Milletimin sabrını şükranla karşılıyorum. Hele hele sınır boylarındaki vatandaşlarıma şükranlarımı iletiyorum. Ama İstanbul gibi bir şehirde 350 bin Suriyeli var. İstanbul zaten kalabalık bir şehir. 350 bin Suriyelinin olması sosyolojik denge içerisinde bir sıkıntı meydana getirirken, oraya gelen Suriyelilerin geçinmesi içinde bir sıkıntı sinyali veriyor.
Temenni ederim ki Almanya bir 800 bin kişi alsın. Sayın Merkelin kullandığı ifade. Sanki Suriyeden çıkanların sayısı 800 bin mülteciyi bulur gibi. Akdenizde Ege de boğulanları gördük.

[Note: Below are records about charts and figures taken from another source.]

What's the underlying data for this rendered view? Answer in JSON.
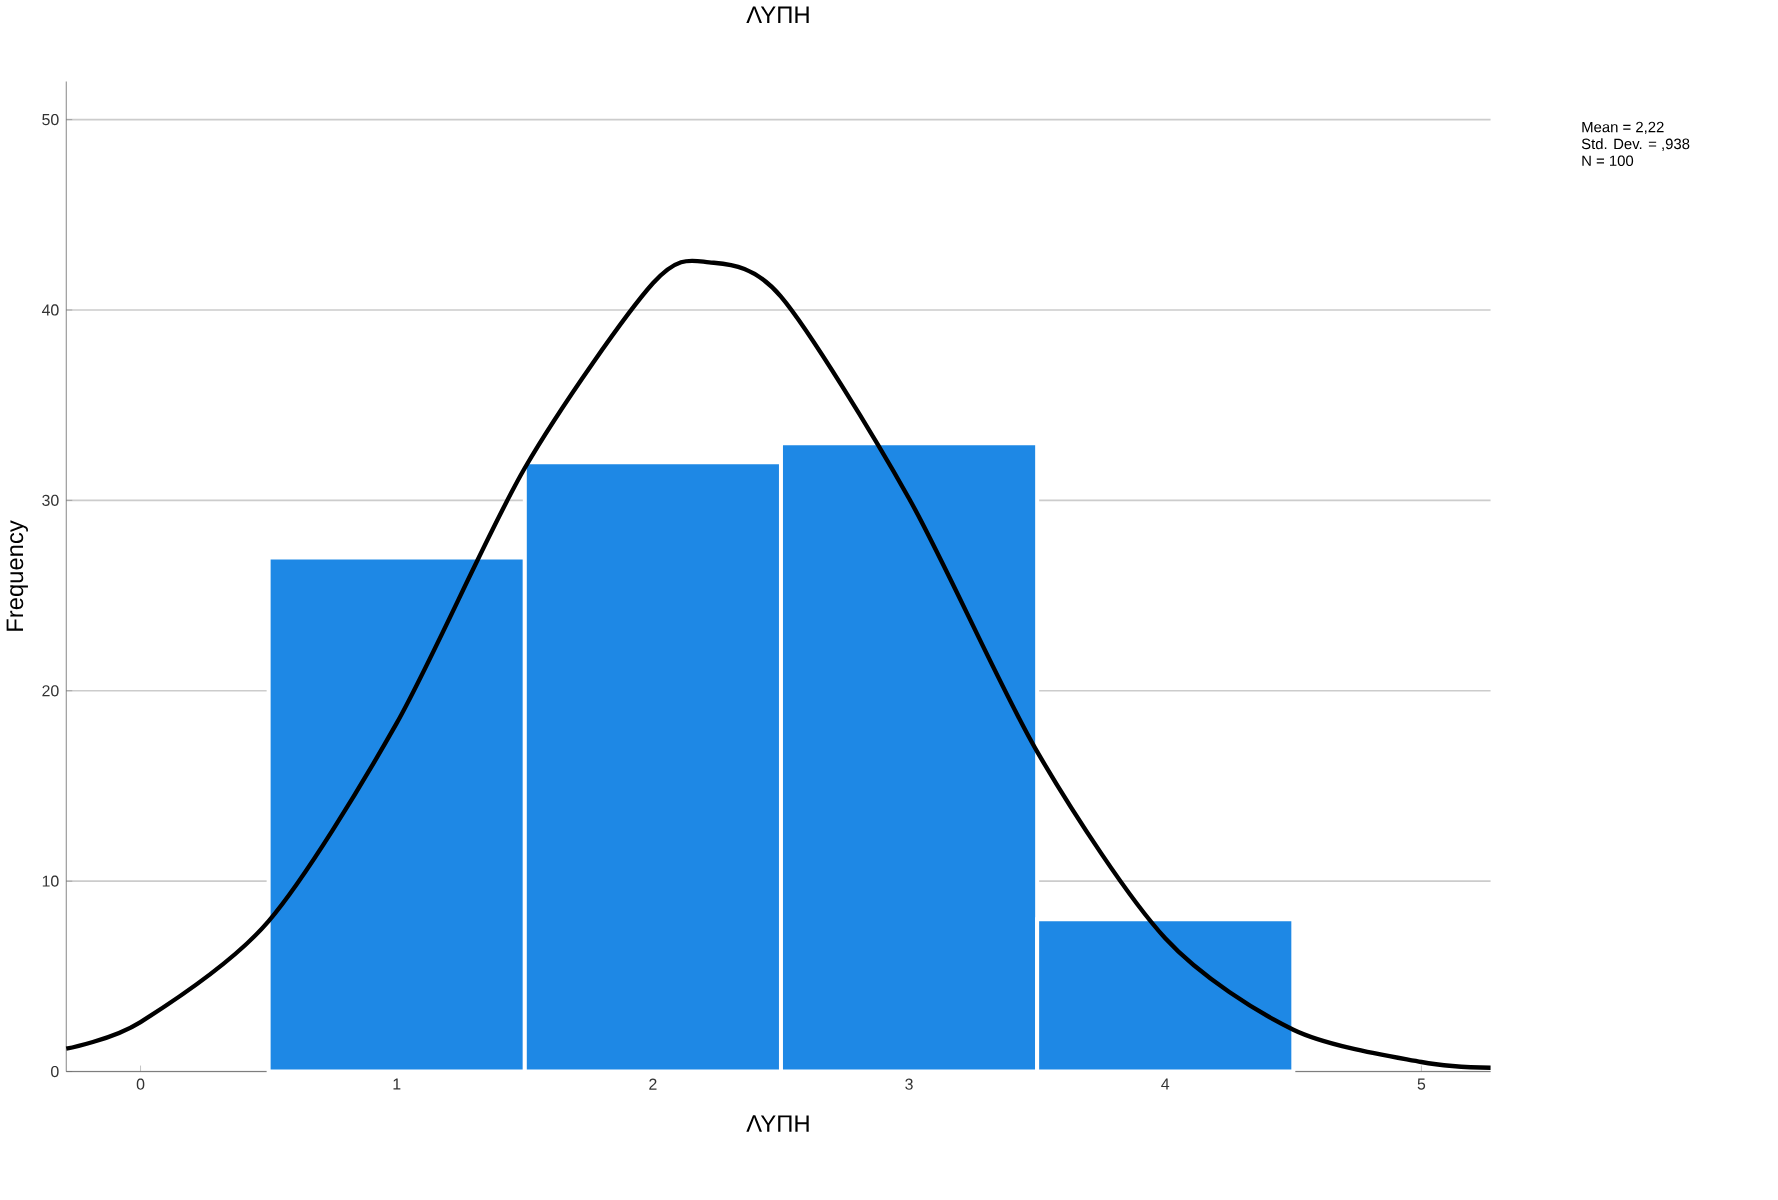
{
  "chart_data": {
    "type": "histogram",
    "title": "ΛΥΠΗ",
    "xlabel": "ΛΥΠΗ",
    "ylabel": "Frequency",
    "bins": [
      0.5,
      1.5,
      2.5,
      3.5,
      4.5
    ],
    "values": [
      27,
      32,
      33,
      8
    ],
    "color": "#1e88e5",
    "series": [
      {
        "type": "line",
        "color": "#000000",
        "x": [
          -0.29,
          0,
          0.5,
          1,
          1.5,
          2,
          2.22,
          2.5,
          3,
          3.5,
          4,
          4.5,
          5,
          5.27
        ],
        "values": [
          1.2,
          2.6,
          7.9,
          18.3,
          31.7,
          41.4,
          42.5,
          40.7,
          30.1,
          16.8,
          7.0,
          2.2,
          0.5,
          0.2
        ]
      }
    ],
    "xlim": [
      -0.29,
      5.27
    ],
    "ylim": [
      0,
      52
    ],
    "xticks": [
      0,
      1,
      2,
      3,
      4,
      5
    ],
    "yticks": [
      0,
      10,
      20,
      30,
      40,
      50
    ],
    "grid": "y",
    "annotations": [
      "Mean = 2,22",
      "Std. Dev. = ,938",
      "N = 100"
    ]
  }
}
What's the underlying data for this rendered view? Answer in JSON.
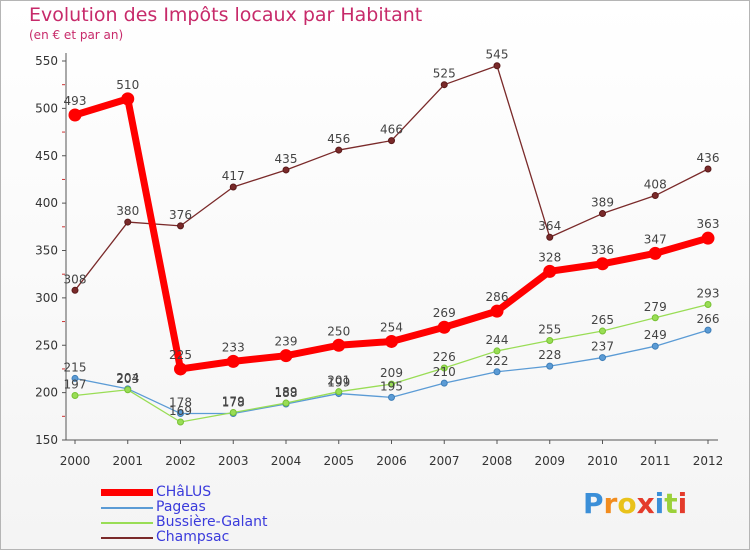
{
  "header": {
    "title": "Evolution des Impôts locaux par Habitant",
    "subtitle": "(en € et par an)"
  },
  "logo": {
    "text": "Proxiti"
  },
  "colors": {
    "CHâLUS": "#ff0000",
    "Pageas": "#5b9bd5",
    "Bussière-Galant": "#99dd55",
    "Champsac": "#7a2a2a",
    "title": "#c72a6a",
    "legend_text": "#3b3bdc"
  },
  "chart_data": {
    "type": "line",
    "title": "Evolution des Impôts locaux par Habitant",
    "subtitle": "(en € et par an)",
    "categories": [
      "2000",
      "2001",
      "2002",
      "2003",
      "2004",
      "2005",
      "2006",
      "2007",
      "2008",
      "2009",
      "2010",
      "2011",
      "2012"
    ],
    "ylim": [
      150,
      550
    ],
    "yticks": [
      150,
      200,
      250,
      300,
      350,
      400,
      450,
      500,
      550
    ],
    "grid": false,
    "legend_position": "bottom-left",
    "series": [
      {
        "name": "CHâLUS",
        "values": [
          493,
          510,
          225,
          233,
          239,
          250,
          254,
          269,
          286,
          328,
          336,
          347,
          363
        ]
      },
      {
        "name": "Pageas",
        "values": [
          215,
          204,
          178,
          178,
          188,
          199,
          195,
          210,
          222,
          228,
          237,
          249,
          266
        ]
      },
      {
        "name": "Bussière-Galant",
        "values": [
          197,
          203,
          169,
          179,
          189,
          201,
          209,
          226,
          244,
          255,
          265,
          279,
          293
        ]
      },
      {
        "name": "Champsac",
        "values": [
          308,
          380,
          376,
          417,
          435,
          456,
          466,
          525,
          545,
          364,
          389,
          408,
          436
        ]
      }
    ]
  }
}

Bizim sahil güvenlik komutanlığımızın kurtardığı sayı 54 bin civarında.
Türkiye olarak ben rahatsızım, Suriye'den Rusya, İran rahatsız olamaz. Çünkü Suriyenin Rusya ya, İran'a sınırı yok. Suriye tarafından geçenlerde bir artış oldu, bir askerimiz şehit oldu. Başta DAİŞ olmak üzere, bütün bunlara karşı tedbirimizi almak durumundayız. Koalisyon güçleriyle de özellikle terör güçlerine karşı, bir güvenli bölgenin oluşturulmasını birimlerimiz yürütüyor.
SURİYE İÇ SAVAŞI
Esed'i geçmişteki görüşmelerimizde defalarca uyardım. Geçtiğimiz yıllarda Cuma gecesi Esed'i aradım. Tanklarını çekmesini söyledin ama yapmadı. Bunun İslam'la alakası yok. 300 bine yakın sivil öldü."
DAEŞ OPERASYONLARI
DAEŞ'e operasyonlarımızın olmadığına inanmak elde değil. Bunlar algı operasyonu. Tüm terör örgütlerine karşı operasyonlarımızı sürdüreceğiz."
"ŞEHİDE SIRT DÖNECEK KADAR ŞEREFSİZ DEĞİLİM"
Ben şehide sırtımı çevirecek kadar şerefsiz değilim. Şehidin bizim dünyamızdaki anlamı bellidir. Onların dünyasındaki anlamı buysa onu bilemem. Özgürlük adı altında bir başkasının özgürlük alanını işgal edemezsin. Bu benim inancıma saldırıdır. Bedelini ödeyecekler."